Police are appealing for witnesses following an act of vandalism where the name of a Polish football team was spray-painted on a house wall in part of Inverness.
Graffiti displaying the lettering of Polish club “Pogon Szczecin,” now marks the side of the wall in the cul-de-sac of Muirtown Street near the city centre.
The incident is thought to have taken place at some point during Saturday morning.
One half of the team’s name has been coloured red and the other half blue, taking up a big space on the house wall, which forms part of a walkway up to the city’s Telford roundabout.
Just yards away from the graffiti a hand-sized sticker bearing the club’s blue and red coloured badge with a gold crest, was stuck to a lampost.

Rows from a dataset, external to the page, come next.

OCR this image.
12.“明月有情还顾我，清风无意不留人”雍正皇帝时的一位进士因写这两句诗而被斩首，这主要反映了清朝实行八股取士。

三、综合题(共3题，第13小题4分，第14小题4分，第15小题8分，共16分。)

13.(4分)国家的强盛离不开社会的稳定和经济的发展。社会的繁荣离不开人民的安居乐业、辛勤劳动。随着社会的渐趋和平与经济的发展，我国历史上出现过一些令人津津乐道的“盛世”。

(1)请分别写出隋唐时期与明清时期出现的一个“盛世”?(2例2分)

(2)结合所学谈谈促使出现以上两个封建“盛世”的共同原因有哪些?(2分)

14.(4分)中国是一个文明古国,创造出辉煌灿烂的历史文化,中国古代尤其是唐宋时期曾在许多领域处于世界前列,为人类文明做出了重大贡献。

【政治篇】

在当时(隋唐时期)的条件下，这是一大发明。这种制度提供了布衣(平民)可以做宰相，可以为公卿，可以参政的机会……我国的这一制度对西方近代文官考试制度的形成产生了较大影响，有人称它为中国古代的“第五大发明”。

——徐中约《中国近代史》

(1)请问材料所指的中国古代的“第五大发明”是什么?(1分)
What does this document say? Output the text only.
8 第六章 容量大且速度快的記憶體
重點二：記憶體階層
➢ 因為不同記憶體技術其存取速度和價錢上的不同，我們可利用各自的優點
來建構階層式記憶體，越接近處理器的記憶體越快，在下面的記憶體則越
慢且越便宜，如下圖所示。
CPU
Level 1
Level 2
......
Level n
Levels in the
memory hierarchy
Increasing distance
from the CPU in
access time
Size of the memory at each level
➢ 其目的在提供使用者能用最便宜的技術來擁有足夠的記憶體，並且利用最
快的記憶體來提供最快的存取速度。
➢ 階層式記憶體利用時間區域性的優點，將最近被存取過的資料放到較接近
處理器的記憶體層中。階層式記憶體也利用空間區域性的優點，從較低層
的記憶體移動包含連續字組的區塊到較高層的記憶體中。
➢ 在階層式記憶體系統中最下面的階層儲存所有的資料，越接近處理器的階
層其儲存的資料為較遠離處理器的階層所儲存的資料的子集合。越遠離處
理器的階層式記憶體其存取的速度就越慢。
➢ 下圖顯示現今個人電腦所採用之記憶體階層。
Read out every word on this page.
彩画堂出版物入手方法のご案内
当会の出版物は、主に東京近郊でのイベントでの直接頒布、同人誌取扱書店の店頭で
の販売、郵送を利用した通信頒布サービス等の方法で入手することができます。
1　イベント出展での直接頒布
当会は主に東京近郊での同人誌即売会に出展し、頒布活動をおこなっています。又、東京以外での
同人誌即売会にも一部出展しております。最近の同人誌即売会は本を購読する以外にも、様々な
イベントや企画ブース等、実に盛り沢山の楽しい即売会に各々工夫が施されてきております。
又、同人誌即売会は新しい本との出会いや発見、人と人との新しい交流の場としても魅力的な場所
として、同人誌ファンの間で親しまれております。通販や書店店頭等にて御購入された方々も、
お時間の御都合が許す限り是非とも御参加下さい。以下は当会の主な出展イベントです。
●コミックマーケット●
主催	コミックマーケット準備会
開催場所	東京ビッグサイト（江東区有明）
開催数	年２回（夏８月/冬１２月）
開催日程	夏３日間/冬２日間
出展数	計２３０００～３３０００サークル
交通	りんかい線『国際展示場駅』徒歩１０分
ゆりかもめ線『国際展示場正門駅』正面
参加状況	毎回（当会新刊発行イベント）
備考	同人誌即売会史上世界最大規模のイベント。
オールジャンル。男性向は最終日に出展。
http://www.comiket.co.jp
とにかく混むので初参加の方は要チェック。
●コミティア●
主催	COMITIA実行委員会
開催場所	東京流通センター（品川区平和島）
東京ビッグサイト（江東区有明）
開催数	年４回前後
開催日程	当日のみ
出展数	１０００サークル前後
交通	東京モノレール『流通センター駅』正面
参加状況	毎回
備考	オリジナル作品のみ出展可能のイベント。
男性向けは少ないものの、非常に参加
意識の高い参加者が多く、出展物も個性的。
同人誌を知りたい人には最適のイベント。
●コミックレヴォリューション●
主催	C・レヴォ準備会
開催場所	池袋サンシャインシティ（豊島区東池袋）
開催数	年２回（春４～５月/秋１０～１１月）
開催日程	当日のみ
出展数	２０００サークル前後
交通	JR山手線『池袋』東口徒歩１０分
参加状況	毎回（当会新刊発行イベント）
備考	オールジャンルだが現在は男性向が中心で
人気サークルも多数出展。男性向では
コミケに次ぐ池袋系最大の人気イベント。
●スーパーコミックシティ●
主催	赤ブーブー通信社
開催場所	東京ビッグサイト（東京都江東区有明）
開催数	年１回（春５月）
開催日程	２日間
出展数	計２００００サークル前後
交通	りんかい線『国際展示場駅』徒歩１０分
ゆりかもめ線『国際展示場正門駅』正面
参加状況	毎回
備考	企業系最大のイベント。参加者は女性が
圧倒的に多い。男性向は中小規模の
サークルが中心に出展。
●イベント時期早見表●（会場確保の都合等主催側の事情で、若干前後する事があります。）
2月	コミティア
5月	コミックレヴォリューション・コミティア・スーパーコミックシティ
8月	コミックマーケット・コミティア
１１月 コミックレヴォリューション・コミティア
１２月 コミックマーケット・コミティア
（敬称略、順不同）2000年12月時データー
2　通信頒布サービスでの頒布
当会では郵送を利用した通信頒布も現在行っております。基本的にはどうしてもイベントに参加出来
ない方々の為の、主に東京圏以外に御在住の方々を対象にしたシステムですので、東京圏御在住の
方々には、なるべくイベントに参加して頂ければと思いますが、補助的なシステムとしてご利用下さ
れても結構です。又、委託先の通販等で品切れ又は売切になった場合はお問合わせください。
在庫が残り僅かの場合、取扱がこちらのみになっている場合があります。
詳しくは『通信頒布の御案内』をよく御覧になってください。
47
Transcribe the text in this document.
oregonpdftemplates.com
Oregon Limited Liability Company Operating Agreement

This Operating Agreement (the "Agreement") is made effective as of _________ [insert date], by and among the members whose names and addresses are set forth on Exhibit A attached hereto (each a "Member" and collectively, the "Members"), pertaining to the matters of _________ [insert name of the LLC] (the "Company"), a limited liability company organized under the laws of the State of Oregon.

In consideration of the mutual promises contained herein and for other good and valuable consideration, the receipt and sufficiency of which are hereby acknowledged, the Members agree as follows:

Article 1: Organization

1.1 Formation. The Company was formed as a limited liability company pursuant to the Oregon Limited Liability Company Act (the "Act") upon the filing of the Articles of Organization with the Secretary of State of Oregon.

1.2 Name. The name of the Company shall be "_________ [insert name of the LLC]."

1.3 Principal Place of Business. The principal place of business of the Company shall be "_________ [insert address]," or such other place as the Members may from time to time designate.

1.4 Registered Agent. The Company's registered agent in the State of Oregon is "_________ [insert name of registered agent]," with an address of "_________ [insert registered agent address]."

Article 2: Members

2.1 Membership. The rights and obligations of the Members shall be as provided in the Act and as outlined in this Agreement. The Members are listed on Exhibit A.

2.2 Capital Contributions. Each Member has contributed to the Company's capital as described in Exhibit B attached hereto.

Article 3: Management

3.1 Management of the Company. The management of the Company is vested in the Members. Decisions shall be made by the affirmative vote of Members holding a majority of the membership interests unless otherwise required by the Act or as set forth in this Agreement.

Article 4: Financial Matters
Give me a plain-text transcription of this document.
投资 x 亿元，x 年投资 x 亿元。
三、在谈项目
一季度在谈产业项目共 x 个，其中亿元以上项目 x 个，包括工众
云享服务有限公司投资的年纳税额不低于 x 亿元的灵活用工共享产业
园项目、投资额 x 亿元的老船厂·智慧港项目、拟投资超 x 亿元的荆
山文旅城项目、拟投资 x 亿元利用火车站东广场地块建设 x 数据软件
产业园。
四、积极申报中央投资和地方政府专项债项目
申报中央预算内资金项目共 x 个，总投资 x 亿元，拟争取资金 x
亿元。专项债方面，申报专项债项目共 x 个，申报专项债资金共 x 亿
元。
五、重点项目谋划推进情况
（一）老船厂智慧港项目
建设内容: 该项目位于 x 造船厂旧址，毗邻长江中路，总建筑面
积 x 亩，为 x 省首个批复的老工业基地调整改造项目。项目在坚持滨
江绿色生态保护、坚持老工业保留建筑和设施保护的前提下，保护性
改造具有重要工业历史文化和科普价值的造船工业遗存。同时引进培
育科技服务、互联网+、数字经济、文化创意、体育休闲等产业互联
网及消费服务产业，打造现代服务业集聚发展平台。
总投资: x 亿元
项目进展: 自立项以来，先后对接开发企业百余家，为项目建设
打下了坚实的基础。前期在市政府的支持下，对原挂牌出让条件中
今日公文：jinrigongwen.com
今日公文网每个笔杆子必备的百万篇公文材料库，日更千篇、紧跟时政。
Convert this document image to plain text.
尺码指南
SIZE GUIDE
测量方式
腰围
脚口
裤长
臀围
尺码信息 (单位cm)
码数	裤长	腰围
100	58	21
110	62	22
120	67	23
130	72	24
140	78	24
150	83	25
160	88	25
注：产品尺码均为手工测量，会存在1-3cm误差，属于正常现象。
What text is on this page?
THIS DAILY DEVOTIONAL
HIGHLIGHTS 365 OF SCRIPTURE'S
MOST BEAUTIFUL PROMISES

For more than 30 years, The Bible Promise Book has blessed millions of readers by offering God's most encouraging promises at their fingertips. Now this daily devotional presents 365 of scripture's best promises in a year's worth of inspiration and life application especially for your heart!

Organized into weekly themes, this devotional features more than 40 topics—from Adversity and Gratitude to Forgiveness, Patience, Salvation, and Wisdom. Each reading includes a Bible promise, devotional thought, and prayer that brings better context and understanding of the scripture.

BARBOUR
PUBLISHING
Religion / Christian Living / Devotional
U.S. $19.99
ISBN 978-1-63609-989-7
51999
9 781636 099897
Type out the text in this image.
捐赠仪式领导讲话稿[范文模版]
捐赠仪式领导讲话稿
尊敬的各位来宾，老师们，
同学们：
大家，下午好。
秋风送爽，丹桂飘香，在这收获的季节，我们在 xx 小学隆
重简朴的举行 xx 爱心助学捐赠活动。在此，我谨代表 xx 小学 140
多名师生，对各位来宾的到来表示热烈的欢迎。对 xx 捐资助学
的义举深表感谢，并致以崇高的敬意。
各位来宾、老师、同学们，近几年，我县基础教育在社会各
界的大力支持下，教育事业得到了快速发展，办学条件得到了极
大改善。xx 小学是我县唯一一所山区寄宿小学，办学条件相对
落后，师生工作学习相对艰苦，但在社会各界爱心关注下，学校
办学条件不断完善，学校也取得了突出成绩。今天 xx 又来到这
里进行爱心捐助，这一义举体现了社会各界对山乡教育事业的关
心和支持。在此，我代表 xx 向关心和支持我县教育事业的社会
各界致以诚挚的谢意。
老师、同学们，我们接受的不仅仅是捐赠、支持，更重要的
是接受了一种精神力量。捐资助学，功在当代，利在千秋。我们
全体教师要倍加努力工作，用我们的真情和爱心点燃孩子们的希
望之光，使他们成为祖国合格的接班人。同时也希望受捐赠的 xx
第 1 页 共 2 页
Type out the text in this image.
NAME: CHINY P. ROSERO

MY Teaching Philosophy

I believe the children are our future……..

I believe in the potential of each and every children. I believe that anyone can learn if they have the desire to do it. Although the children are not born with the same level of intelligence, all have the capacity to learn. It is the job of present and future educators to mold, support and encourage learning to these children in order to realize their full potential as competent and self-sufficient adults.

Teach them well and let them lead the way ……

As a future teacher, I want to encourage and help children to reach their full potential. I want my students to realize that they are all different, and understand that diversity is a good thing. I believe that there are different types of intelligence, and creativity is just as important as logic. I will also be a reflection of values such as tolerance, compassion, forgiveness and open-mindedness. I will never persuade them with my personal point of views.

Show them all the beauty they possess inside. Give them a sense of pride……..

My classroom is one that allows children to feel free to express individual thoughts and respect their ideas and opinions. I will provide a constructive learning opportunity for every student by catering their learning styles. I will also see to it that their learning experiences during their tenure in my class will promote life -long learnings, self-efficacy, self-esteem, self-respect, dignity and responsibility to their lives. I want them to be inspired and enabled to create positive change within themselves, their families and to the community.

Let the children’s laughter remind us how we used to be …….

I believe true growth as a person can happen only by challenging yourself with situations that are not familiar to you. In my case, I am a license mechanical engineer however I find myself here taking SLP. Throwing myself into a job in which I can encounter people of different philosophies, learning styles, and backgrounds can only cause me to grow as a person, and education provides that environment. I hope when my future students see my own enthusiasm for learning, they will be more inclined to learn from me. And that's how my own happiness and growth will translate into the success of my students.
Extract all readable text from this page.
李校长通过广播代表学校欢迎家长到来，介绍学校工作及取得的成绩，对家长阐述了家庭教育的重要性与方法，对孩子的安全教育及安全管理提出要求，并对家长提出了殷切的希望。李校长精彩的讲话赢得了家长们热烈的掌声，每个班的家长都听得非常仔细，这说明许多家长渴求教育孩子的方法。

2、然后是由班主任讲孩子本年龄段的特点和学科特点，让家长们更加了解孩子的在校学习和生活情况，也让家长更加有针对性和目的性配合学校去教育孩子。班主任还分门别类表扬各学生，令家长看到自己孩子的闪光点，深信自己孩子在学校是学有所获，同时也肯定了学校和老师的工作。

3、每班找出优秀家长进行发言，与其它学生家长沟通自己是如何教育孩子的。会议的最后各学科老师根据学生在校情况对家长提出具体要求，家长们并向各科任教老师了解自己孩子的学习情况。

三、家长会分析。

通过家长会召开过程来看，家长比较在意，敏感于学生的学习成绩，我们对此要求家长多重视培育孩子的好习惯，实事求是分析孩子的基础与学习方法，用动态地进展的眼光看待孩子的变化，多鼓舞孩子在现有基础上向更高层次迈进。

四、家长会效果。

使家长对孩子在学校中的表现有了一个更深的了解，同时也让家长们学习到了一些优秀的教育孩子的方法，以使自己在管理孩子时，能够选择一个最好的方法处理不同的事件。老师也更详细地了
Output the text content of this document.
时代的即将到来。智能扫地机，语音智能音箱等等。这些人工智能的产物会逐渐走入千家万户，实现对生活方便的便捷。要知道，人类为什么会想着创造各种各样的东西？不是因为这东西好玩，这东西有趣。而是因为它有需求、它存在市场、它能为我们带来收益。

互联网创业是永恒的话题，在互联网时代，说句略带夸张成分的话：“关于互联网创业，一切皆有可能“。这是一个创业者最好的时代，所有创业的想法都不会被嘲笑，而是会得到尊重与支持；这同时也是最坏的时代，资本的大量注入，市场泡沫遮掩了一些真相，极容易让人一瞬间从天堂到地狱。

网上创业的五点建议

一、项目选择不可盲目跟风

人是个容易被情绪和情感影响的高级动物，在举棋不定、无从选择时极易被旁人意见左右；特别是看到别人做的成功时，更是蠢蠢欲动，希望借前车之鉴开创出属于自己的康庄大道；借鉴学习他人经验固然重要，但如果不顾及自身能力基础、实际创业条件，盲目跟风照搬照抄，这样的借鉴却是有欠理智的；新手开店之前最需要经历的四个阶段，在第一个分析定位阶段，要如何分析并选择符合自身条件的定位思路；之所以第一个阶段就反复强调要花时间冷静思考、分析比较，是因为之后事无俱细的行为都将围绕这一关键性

MKS Pogon Szczecin is a Polish professional football club, based in Szczecin, Poland, which plays in the country’s premier division, called the Polish Ekstraklasa.
The club was founded in 1948 by Poles from Lwów, who had been transferred west after the Soviet annexation of Poland’s eastern territories in 1945.
A woman who lives locally in the area said: “It is absolutely disgusting that people can’t just leave things alone. These people have no respect. This area has got so run down in the last while and people are now drinking in the street and having sex in the corner of the car park.”
One by-passer from Glasgow who was visiting a relative in the area, said: “Whoever did it should not get away with it. I hope the police can catch them. Any type of graffiti is not nice apart from if it is done very well artistically.”
Anyone with information with regard to this damage is being urged to contact police on 101.